Another notable characteristic of intergroup anxiety is its self-reinforcing nature, promoting behaviors that keep it actively present. The phenomenon motivates one to avoid contact with outgroup members, or at least make it as short as possible. Anxiety causes even necessary contact to be marred by lack of full attention. Additionally, even outgroup-initiated behaviors will not necessarily force positive interactions upon anxious ingroup members. The fact that these interactions have been initiated by the group inspiring anxiety has been shown to cause ingroup members to perceive them as overly negative. These factors consequentially extinguish the opportunity to have a positive experience with the perceived outgroup. Such positive experiences are the crucial component needed to undermine negative expectations and stereotypes.
Simply the presence of anxiety may play a role in exacerbating tensions between groups. When an outgroup member can tell that an ingroup member is experiencing anxiety, it has been shown that the contact becomes tenser and is perceived less favorably by both groups. This finding would be discouraging of continued intergroup contact among the anxious, but another study suggests that it may not have this consequence. Ingroup members tend to be significantly better than outgroup members at detecting other ingroup members' anxiety. This finding would suggest that anxiety is better hidden than its sufferer thinks, and that the subsequent negative perception of the interaction is purely mental and can be overcome.
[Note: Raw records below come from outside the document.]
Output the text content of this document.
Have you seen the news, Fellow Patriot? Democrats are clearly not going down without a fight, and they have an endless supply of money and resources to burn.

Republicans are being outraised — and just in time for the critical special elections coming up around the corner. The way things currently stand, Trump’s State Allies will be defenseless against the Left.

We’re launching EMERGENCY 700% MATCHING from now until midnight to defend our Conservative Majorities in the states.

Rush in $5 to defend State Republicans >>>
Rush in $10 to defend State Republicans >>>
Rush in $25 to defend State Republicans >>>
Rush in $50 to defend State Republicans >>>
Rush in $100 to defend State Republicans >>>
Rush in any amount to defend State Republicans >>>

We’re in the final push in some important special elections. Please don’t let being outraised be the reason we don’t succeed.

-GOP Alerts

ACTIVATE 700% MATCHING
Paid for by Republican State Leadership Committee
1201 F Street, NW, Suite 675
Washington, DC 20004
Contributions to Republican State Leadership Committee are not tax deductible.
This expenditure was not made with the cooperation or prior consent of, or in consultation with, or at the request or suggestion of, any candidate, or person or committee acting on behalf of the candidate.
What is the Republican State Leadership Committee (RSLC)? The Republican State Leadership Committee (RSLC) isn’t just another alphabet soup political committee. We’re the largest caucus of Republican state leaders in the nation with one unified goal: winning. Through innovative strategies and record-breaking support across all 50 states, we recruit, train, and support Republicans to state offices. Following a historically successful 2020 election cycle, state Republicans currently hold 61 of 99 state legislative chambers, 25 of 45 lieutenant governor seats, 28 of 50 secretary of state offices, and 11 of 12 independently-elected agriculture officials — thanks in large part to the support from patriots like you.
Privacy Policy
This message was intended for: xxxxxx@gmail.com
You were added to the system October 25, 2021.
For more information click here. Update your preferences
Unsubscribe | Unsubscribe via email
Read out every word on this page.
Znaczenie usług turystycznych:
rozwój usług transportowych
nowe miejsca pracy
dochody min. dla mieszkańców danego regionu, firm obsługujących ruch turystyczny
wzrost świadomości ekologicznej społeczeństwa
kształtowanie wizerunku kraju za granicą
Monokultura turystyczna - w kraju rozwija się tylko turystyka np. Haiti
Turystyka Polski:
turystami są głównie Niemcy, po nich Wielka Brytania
The main idea on which intergroup anxiety research is founded is that facilitating positive intergroup contact leads to a reduction in intergroup anxiety. Most research methodology relies not on actually bringing groups together, but instead on having individuals imagine contact with an outgroup. Imagination exercises alone have proven not only to be an accurate predictor of future behavior, but also to reduce intergroup anxiety without any actual contact. This finding holds steady even when study participants are especially high in anxiety or ideologically intolerant of people from the other outgroup.
Gordon Allport's intergroup contact theory is the basis for this line of research into intergroup anxiety reduction. The theory hypothesizes that only groups meeting under four conditions will succeed in reducing intergroup contact among their members: groups must be of equal status, work towards common goals, experience intergroup cooperation, and have the support of authorities, laws, or customs. Since then, other researchers have found more factors that predict reduced intergroup anxiety. Interactions including a possibility of friendship have been shown to be more effective, particularly when that potential is reinforced by mutual self-disclosure, a characteristic usually absent in strained intergroup contact. Situations facilitating the forging of a common ingroup identity are also commonly used to avoid and reduce intergroup anxiety, and are often accompanied by the additionally helpful development of empathy between groups. Activities or the imagination of scenarios involving cooperation between groups can also reduce anxiety. Most importantly, it is critical that these reduction exercises take place in a society that fundamentally supports peaceful and successful intergroup contact.